Ough, don’t we just hate it when this happens to an eyeshadow, your favourite compact or blusher? It certainly hurts when it happens to an eyeshadow that you just paid £68 for. Are you to throw it away or try repairing it? There are a few things you can do.

 

Repairing it

This is fairly easy as you only need a little amount of rubbing alcohol and mix that in with the broken eye shadow, blush or powder compact. First thing you need to do is decant all of the makeup into a little bowl and crush it up to a fine powder. Then add the rubbing alcohol to it and make a paste. Put this back into the compact case and let it dry. Then press it in and your makeup is ready to be used again. The only disadvantage of doing this is that it will never be as firm and strong as it was before and there is a risk (as with adding the rubbing alcohol you changed the original formula) that the product will not spread as easily onto the skin. It could perform a bit patchy or streaky.

Re-purposing it

There are two other interesting options that can be done to avoid throwing out very expensive broken makeup. One is to stick with step one and decant the makeup into a bowl and crushing it into a fine powder but then leaving it as a powder. You can easily buy refillable pots at the drugstore and put the powder in. The advantage of this method is that you don’t change the original formulation and the product should still perform as it did before it broke.

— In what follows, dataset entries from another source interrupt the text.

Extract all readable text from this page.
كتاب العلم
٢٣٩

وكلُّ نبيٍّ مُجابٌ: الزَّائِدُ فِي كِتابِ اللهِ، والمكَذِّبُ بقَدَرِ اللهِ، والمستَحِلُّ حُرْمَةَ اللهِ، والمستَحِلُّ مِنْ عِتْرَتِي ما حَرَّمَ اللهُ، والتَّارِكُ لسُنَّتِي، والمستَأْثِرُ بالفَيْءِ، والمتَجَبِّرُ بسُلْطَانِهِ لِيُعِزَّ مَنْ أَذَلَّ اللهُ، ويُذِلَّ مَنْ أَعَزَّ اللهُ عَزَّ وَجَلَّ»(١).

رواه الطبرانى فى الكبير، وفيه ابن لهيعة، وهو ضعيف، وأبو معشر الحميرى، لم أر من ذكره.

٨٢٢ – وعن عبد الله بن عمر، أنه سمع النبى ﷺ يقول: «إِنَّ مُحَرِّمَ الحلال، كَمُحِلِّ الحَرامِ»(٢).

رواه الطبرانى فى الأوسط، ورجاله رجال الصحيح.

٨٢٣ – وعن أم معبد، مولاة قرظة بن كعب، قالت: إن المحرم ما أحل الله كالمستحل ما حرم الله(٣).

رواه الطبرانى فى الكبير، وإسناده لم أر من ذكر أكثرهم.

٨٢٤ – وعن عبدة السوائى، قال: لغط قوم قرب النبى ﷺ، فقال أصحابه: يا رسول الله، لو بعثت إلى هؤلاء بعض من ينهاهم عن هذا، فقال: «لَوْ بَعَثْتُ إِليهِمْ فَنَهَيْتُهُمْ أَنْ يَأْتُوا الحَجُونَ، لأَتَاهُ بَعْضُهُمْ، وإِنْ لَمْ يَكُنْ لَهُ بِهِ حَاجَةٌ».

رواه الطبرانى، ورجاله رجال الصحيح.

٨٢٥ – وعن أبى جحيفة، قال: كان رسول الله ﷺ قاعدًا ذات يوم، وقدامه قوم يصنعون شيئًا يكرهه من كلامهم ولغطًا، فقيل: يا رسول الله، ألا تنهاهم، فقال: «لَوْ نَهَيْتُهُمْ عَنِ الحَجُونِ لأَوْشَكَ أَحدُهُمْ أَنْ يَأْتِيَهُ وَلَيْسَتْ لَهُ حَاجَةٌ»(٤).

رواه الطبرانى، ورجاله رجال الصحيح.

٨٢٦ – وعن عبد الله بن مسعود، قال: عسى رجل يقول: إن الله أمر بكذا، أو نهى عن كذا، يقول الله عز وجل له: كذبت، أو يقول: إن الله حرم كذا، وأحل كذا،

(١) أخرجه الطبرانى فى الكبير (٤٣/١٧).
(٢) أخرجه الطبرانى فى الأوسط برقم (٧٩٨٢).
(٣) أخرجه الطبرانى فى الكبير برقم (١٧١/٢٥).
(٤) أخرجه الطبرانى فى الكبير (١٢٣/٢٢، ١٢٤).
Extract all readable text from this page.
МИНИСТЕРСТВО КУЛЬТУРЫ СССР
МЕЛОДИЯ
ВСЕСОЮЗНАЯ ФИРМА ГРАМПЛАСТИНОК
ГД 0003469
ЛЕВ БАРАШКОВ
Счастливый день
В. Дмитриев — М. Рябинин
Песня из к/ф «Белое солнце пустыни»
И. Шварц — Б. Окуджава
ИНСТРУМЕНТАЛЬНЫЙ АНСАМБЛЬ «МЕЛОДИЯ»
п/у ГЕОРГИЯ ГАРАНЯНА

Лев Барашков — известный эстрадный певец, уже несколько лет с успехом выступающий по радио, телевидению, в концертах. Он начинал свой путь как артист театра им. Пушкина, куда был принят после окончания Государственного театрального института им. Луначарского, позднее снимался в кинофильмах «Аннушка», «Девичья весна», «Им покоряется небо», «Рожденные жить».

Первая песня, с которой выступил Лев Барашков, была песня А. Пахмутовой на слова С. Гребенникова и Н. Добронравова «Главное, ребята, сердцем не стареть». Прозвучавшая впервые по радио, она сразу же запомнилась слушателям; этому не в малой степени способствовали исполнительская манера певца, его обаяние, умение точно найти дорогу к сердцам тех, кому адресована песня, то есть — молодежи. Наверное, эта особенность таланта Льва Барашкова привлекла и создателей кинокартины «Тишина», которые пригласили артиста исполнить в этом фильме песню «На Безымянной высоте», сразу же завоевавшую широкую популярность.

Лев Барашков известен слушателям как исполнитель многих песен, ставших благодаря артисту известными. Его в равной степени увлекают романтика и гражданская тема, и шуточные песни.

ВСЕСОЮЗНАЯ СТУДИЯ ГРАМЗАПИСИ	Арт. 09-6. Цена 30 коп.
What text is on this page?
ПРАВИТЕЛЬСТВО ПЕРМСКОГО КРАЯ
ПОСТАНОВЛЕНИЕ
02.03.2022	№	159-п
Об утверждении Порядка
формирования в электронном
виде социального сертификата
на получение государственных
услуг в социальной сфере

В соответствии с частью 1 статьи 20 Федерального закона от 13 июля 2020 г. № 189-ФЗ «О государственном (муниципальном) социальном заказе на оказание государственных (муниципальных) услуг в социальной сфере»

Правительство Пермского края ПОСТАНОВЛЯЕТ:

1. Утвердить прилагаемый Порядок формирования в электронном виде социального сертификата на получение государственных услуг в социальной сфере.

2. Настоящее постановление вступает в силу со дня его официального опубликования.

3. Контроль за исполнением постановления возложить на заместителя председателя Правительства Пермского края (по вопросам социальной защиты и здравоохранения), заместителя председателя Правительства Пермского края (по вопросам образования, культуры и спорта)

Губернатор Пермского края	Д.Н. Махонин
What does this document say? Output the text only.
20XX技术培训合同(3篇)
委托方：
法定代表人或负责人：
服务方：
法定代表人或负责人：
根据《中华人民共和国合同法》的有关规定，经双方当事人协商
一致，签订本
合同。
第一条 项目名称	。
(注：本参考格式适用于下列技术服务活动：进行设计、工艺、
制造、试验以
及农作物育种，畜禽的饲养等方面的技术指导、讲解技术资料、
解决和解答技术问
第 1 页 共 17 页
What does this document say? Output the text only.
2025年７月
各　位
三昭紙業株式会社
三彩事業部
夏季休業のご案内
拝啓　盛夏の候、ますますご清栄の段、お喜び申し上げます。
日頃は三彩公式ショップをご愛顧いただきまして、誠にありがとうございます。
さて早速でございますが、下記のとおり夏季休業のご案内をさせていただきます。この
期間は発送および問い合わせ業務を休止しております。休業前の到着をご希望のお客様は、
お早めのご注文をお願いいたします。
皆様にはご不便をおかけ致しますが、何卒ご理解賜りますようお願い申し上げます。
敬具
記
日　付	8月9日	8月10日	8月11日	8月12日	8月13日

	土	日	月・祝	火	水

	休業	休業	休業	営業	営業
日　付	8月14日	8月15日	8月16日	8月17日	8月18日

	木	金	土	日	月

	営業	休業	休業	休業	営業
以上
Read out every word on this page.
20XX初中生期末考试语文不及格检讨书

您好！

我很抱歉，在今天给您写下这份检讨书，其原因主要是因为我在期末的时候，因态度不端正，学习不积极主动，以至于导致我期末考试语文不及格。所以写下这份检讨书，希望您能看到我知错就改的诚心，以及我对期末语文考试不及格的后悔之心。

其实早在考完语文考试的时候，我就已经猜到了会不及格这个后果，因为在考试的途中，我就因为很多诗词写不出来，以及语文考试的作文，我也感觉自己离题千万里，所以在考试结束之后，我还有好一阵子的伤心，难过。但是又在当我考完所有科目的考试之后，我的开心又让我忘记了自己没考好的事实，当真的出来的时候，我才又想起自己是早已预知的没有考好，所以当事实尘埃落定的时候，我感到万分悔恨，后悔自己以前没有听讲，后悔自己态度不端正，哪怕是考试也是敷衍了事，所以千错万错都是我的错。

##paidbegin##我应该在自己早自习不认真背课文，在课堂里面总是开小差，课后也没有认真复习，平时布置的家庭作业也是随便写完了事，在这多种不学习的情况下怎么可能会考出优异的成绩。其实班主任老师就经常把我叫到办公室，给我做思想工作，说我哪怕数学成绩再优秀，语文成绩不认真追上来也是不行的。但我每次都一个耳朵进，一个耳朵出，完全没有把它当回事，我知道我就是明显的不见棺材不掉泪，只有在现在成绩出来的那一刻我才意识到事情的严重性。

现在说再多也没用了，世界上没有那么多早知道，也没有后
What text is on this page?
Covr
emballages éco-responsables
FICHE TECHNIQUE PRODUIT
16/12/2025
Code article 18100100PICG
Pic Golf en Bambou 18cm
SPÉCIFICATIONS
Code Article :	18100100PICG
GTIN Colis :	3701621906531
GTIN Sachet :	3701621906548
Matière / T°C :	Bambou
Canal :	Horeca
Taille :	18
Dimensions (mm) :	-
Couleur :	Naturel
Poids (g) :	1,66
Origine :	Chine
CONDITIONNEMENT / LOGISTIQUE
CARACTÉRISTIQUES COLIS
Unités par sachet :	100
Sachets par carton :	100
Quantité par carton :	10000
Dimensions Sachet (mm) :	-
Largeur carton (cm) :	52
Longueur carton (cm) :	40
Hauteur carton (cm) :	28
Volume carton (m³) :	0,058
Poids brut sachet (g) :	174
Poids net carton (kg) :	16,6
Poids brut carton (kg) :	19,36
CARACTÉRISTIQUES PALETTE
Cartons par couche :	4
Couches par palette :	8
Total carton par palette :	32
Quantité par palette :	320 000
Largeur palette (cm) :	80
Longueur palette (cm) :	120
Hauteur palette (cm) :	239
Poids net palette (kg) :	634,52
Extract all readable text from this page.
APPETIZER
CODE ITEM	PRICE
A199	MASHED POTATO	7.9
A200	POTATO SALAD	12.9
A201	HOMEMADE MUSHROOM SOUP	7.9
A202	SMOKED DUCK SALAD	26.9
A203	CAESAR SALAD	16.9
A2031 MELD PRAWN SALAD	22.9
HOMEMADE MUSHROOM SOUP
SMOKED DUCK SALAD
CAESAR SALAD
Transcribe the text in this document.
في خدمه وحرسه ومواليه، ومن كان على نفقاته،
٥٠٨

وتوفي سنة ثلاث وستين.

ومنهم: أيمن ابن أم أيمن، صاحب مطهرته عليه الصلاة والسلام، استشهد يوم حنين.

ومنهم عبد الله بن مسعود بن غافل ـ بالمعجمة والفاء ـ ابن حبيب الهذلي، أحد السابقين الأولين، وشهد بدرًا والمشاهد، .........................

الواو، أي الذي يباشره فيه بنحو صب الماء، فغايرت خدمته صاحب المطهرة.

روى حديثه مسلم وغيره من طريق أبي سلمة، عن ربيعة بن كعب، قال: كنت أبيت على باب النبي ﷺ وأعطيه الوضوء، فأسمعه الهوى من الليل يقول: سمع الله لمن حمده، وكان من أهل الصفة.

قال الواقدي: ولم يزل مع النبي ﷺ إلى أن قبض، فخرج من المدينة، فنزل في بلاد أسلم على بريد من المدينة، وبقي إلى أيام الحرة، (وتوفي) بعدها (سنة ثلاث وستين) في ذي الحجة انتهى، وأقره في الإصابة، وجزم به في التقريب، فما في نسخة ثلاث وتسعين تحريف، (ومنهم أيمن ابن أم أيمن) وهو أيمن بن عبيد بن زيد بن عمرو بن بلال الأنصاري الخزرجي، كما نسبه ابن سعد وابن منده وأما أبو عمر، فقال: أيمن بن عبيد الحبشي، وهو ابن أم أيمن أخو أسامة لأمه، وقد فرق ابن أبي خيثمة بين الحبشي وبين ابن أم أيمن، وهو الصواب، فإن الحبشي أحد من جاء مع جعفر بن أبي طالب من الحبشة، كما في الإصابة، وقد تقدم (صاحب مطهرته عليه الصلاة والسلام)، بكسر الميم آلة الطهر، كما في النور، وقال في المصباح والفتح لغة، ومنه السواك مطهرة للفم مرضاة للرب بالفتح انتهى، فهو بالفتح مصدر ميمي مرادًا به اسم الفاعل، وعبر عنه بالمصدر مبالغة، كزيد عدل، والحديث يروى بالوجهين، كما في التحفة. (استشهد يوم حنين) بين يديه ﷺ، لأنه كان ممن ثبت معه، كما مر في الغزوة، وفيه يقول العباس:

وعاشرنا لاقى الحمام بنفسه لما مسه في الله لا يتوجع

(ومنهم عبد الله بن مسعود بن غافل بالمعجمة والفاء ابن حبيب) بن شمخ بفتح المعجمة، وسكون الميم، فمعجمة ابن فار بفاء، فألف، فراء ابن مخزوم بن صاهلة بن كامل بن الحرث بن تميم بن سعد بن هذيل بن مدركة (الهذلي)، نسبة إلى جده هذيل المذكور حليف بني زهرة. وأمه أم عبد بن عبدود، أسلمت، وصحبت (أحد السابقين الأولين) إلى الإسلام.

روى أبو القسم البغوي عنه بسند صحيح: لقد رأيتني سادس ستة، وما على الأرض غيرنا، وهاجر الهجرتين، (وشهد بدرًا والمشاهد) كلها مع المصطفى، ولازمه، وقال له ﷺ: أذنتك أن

The other thing you could do is to create a totally new product with it. Scrape all the broken eye shadow or powder out of its original container and crush it into a fine powder, then add that powder to clear nail polish. You then have created a very original brand-new shade of nail polish.

Accept it is irreparable

Accept that it is broken and irreparable and buy either a new version of the product or try to find a cheaper high street alternative that’s a fraction of the price. It would not be such a blow to the budget when it would break and is more easily replaceable if it does break into a million pieces.

 

Obviously, we don’t want to waste any product and certainly when it’s a special colour or makeup from an expensive brand where we paid a lot of money for. It’s worth exploring whether you can repair it or maybe would be happy with the product if it was in a loose powder. If either of these options would not work, you can still part with the product but it gives you to think that it might be better to find a cheaper dupe that you would be just as happy with. High street brands are getting better and better and when an eye shadow or highlighter is only £6 to £10 it is not such a big deal if it breaks. What method would you go for when your compact makeup breaks?